ABSTRACT: Great advances have been made to quantify proteomes at depth and high precision. However, the inherent complexity of the proteome still creates huge challenges to deal with large sample series and longitudinal experiments. Here we report a data-independent acquisition (DIA) method, Scanning SWATH, and new software algorithms, that combine the advantages of data-dependent and DIA acquisition.
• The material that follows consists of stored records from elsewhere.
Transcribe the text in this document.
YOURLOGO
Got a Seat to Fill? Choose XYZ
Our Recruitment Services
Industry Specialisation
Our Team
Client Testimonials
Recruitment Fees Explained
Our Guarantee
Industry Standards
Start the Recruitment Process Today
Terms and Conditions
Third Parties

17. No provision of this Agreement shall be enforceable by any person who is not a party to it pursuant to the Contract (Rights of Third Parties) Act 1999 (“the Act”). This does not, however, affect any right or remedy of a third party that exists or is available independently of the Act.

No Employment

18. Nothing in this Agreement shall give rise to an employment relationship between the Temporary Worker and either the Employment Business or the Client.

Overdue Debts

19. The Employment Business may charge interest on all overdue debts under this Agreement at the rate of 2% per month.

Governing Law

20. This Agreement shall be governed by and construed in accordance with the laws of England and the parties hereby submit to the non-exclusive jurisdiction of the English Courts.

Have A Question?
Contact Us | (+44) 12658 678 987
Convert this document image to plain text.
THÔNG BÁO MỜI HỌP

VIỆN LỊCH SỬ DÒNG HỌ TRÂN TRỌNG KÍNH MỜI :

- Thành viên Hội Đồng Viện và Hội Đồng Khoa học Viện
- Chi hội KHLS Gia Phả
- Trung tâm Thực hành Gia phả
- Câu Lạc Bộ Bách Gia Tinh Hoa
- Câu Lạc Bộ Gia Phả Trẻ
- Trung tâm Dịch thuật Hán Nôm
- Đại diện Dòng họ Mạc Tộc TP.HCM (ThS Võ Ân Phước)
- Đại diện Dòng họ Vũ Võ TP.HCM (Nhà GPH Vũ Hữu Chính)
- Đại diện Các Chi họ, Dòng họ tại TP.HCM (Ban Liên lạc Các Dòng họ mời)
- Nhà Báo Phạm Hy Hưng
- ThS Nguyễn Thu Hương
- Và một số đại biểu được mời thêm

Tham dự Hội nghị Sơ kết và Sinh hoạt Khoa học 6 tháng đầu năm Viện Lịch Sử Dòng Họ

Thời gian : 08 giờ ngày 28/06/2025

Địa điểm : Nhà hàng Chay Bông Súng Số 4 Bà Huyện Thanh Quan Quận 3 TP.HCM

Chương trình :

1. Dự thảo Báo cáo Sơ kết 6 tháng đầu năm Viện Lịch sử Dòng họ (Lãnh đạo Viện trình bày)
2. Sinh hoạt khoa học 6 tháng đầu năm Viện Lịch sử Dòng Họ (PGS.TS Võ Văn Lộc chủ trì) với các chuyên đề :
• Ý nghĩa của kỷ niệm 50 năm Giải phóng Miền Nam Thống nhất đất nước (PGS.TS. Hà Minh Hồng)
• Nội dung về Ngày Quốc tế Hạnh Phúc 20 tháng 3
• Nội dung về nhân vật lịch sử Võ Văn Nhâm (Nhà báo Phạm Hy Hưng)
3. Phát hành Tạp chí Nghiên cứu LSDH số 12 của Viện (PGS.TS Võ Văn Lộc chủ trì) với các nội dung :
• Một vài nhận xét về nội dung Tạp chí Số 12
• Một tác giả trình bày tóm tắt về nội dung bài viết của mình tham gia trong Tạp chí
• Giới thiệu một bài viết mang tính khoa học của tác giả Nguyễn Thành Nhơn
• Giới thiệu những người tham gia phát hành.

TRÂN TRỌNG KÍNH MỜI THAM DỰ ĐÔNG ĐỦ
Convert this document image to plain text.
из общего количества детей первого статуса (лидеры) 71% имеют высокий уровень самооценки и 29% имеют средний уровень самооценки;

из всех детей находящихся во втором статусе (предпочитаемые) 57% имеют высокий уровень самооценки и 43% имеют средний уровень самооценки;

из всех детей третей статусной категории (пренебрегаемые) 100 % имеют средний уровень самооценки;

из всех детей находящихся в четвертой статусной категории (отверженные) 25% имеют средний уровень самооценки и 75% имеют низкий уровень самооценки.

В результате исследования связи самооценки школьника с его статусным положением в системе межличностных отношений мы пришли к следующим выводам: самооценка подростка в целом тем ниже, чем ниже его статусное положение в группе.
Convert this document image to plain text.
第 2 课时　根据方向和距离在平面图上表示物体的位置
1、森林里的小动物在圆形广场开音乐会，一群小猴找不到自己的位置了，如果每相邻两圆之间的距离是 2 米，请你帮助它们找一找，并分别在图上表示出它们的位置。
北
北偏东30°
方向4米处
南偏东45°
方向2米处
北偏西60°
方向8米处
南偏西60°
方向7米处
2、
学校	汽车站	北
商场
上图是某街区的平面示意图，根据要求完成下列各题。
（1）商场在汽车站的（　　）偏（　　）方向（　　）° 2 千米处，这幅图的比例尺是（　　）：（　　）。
Exploiting a continuous movement of the precursor isolation window to assign precursor mass to the MS2 fragment traces, Scanning SWATH increases the precursor identifications of up to 70% compared to conventional DIA methods on 1-5 minute chromatographic gradients. Moreover, we achieve significant acceleration of the mass spectrometric duty cycles, facilitating the generation of quantitative precise proteomes with high-flow (800 µL/min) chromatography and gradients that can be as fast as 30 seconds. We demonstrate the application of ultra-fast proteomics in drug mode-of-action screening. Scanning SWATH proteomes capture the mode-of-action of azoles and statins acting as fungistatic drugs.

INSTRUMENT(S): TripleTOF 6600

ORGANISM(S): Homo Sapiens (human) Saccharomyces Cerevisiae (baker's Yeast)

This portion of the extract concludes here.